Selamat Datang di Situs Resmi Balai Penelitian Lingkungan Pertanian .::. Pusat Teknologi Unggulan Lahan Tadah Hujan Ramah Lingkungan .::.

Kunjungan Ka Badan Litbang 2011

Penilaian: 0 / 5

Nonaktifkan BintangNonaktifkan BintangNonaktifkan BintangNonaktifkan BintangNonaktifkan Bintang
 

kunjungan kabadan1kunjungan kabadan2

Berita Balingtan - Di sela-sela kegiatan peninjauan lahan-lahan sawah yang kekeringan di sekitar Pati, Kudus, dan Demak, Kepala Badan Litbang Pertanian, Dr. Haryono, melakukan kunjungan ke Balai Penelitian Lingkungan Pertanian (Balingtan).  Dalam kunjungan tersebut , beliau didampingi oleh Kepala Balai Besar Penelitian Padi (BB Padi),  Kepala Balai Penelitian Agroklimat dan Hidrologi (Balitklimat), dan Kepala Balai Besar Sumberdaya Lahan Pertanian (BBSDLP). Adapun tujuan dari kunjungan ke Balingtan ini adalah untuk melihat langsung kondisi Balingtan saat ini. Lokasi-lokasi yang dikunjungi antara lain adalah Sistem Integrasi Tanaman  Ternak (SITT), Laboratorium Terpadu, embung, lokasi Penelitian Dinamika Emisi Gas Rumah Kaca (GRK), dan Laboratorium Gas Rumah Kaca (GRK).


Dalam kegiatan kunjungan ke Balingtan ini, Kepala Balingtan, Dr. Dedi Nursyamsi, M.Agr, menjelaskan  mengenai manfaat lain dari SITT, antara lain dapat menghasilkan biogas yang bermanfat untuk penerangan, memasak dan proses pembakaran arang. Pembuatan arang tersebut dapat juga menghasilkan asap cair yang bermanfaat sebagai bahan pengawet yang relatif aman untuk kesehatan.

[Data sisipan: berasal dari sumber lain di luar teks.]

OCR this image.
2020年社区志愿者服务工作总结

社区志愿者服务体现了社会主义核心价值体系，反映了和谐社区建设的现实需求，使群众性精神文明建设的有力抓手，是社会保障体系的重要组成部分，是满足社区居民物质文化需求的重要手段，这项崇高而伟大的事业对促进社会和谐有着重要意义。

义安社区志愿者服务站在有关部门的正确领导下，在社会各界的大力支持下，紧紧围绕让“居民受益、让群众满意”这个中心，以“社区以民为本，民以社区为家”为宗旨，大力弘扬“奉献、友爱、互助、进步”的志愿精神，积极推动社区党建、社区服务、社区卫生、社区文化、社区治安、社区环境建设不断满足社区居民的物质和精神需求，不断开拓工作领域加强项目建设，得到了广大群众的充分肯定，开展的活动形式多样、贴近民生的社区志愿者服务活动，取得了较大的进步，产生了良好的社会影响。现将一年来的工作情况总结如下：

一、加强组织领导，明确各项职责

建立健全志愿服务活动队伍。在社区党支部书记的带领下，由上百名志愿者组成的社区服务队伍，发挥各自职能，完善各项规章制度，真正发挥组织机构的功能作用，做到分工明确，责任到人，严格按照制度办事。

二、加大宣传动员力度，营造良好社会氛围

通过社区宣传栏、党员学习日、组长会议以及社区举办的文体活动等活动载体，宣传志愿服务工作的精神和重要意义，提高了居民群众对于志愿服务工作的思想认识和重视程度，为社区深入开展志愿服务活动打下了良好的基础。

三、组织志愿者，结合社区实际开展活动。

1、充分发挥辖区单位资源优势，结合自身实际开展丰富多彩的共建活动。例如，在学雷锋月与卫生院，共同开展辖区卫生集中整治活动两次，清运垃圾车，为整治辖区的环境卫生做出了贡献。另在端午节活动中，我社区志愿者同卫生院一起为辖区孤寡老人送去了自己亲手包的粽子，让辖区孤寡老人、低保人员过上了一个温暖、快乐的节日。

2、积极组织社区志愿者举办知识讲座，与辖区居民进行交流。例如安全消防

Dalam kunjungan tersebut, Kepala Badan Pertanian memberikan masukan agar tanaman serai wangi dapat dijadikan sebagai salah satu bahan pakan ternak, karena tanaman serai wangi memiliki keunggulan yaitu kadar protein yang tinggi (7%) lebih besar dari pada jerami (3%). Beliau juga berharap perlunya sarana untuk distribusi air dari embung ke lahan-lahan garapan .

Usai kunjungan lapang, acara  dilanjutkan  dengan diskusi  bersama staf Balingtan.  Kepala Badan Pertanian juga mengatakan bahwa Balingtan ini merupakan satu-satunya Balai yang memiliki kemampuan mengukur GRK. Mengingat pentingnya peranan Balingtan di kemudian hari, beliau menekankan perlunya perumusan kembali peranan Balingtan di masa mendatang.